Voilà quinze jours que vous attendez ; voilà quinze jours que la vie de Mike Patton vous intrigue ; alors venez découvrir l’épisode 2, encore et toujours concocté par Lucius.


De Turd à Bungle

Mike Patton                                          Trevor Dunn                                  Trey Spruance

En 1984 Mike Patton se fait repérer durant un de ses concerts par le groupe Turd à l’âge de 16 ans, dont il se fait virer peut de temps après son intégration. Il décide alors de former un groupe avec Trevor Dunn, Trey Spruance entre autre lascars : Mister Bungle, c’est le nom d’un film de 1950 que le groupe trouve très drôle.

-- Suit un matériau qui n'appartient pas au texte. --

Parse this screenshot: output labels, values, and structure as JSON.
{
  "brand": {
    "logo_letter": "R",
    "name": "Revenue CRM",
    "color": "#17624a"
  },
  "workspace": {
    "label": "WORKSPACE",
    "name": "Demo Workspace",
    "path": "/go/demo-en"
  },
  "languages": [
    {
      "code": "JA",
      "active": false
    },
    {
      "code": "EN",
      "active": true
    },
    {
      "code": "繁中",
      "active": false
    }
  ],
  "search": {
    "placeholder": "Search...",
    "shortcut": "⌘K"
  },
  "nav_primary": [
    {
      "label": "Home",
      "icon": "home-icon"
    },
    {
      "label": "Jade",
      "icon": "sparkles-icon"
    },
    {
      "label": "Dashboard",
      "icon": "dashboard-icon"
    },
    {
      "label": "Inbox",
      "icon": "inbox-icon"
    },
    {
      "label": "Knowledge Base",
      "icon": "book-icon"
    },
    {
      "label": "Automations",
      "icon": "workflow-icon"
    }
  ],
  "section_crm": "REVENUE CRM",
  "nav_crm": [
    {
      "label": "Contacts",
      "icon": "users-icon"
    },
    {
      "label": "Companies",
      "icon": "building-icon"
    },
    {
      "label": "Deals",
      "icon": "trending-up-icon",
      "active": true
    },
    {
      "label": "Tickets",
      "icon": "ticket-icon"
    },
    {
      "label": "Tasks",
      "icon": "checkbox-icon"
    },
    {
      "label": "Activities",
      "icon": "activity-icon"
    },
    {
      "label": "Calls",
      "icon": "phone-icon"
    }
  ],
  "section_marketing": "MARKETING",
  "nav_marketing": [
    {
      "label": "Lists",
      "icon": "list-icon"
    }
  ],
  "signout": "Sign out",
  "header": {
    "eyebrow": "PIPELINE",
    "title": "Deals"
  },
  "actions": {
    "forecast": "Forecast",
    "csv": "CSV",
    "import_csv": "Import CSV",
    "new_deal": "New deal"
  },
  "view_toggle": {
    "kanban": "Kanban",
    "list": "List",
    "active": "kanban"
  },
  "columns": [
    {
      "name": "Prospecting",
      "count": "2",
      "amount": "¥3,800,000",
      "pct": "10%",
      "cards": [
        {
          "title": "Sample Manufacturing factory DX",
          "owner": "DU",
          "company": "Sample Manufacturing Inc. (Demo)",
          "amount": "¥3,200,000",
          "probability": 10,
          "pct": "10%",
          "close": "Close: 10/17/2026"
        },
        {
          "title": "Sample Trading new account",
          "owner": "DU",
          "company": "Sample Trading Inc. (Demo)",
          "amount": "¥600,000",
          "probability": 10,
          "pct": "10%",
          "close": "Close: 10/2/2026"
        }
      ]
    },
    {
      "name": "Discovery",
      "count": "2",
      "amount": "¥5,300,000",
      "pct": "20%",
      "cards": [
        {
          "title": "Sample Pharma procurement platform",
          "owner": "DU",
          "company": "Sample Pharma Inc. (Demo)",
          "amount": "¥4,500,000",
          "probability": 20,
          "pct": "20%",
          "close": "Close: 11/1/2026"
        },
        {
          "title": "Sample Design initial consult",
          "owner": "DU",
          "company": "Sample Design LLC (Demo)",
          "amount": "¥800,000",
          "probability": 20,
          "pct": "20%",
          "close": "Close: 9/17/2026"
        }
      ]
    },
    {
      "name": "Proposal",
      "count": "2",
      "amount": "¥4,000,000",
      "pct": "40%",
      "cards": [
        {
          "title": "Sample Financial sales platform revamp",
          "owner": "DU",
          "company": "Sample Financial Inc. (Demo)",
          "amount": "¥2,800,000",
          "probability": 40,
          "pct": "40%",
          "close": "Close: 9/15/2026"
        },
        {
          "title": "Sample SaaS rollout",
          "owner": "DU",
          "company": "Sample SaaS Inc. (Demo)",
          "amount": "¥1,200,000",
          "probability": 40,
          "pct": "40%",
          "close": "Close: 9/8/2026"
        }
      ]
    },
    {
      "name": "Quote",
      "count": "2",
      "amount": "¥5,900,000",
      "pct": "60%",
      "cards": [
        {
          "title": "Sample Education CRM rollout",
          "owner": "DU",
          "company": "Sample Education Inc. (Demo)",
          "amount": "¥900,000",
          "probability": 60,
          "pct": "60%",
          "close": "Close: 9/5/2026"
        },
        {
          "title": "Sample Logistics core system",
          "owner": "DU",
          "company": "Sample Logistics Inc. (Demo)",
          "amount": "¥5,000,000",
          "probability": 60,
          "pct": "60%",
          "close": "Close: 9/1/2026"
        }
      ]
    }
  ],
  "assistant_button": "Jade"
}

En parallèle, Slayer (groupe culte de Thrash Metal extrême) sort Reign in Blood, et Mike Patton l’écoute en boucle, très attiré par les musiques extrêmes dont le Death Metal, un style qu’il adore et sublime avec son chant hurlé dégageant une puissance hors du commun. Cet album de Slayer l’influencera longtemps. En 1985 Mister Bungle s’amuse à reprendre Macho Men (vidéo en lien dans l’article précédent) en concert où des métalleux se rendent, ce qui démontre déjà, une volonté du « No Limit ». La philosophie de tous les membres est simple : « Nous aimons la musique, alors pourquoi se limiter à un seul style ? ». Ces musiciens ne sont pas dans l’optique de se dire « Le métal doit être triste, froid, avec pour sujet la mort, etc. », mais au contraire « Faisons de la musique comme bon nous semble ! » Ils aiment choquer et mettre en évidence les paradoxes de leur époque, provoquer l’Amérique puritaine en représentant en chanson ce qu’elle a de plus malsain. A chaque album, les white-trash (nom d’une classe sociale de l’Amérique désignant des « blancs » vivant de bière, de foot, de caravane et de violence) de Mister Bungle se donnent des surnoms étranges, glauques, souvent liés à l’anatomie humaine comme « guts » (boyau), « skins », etc.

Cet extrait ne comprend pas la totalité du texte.